While not a collector of posset pots they certainly fall under the umbrella of ceramic feeders in my opinion.


Posset pots are spouted two handled vessels from the 17th and 18th Century used to consume "posset', a beverage containing a cocktail mixture of curdled hot milk or beaten eggs, often including wine or ale, often spiced or sweetened, and often thickened with oatmeal or bread. They have lids to keep the contents warm with the floating custard portion eaten from the top with a spoon and the liquid lower portion sucked from the spout. They were most commonly made in slipware and delftware and a rare few in silver. Over time the shape of posset pots evolved from simple basic forms to more curvilinear vessels with elaborate ornamentation (too nice to use in my opinion). Needless to say it does not take much imagination to understand why most did not survive undamaged (i.e., wine, ale and ceramics are never a great combination).

---  Transfer-Printed Ladies Spittoons  ---

One area outside the umbrella of ceramic feeders that I developed an interest in was transfer-printed ladies spittoons.


I acquired one early on because of its similarities to feeding cups (i.e., it had a handle, it had a spout, it was small) and upon realization of what it actually was paid little to no attention to it for the longest time (always kept on the lowest and darkest shelf of my display case).


It was not until much later when downsizing my collection and deciding what to keep that I decided to acquire a second to display with it - I was hooked ever since.

---  Transfer-Printed Inhalers  ---

Another area outside the umbrella of ceramic feeders that I developed an interest in was transfer-printed inhalers.


While admittedly the vast majority are generic, plain, uninspiring and large there are some that are smaller, with matching lids and beautifully transfer-printed scenes of flora and birds.
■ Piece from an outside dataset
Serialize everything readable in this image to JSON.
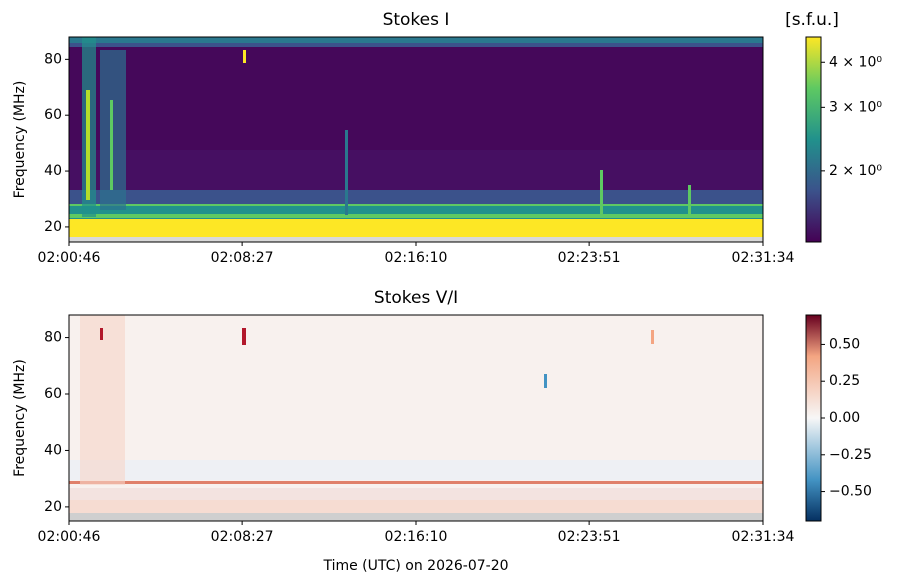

With still no real sense on how they actually work (laziness on my part given most have directions printed right on them) they display wonderfully with all the other medical related items I collected.

---  Related Organization ---

The American Collectors of Infant Feeders (ACIF) is a small non-profit organization that holds an annual convention (generally in late summer) hosted by one or more of its membership and publishes a quarterly rather informal newsletter entitled "Keeping Abreast".


The organization's main purpose is the sharing of information and the promotion of collecting infant feeders and related items. For those interested it is important to note that "infant feeders and related items" covers alot of territory beyond ceramic feeders - one of the reasons I loose interest and don't participate as much as I might.

--- Website Content and Contact ---

Nothing on this website is authoritative. Information being presented is simply what I've come to understand and/or believe when I was collecting. In addition, all images on this website were posted with educational purpose in mind and as far as I am concerned are free to copy and use without permission.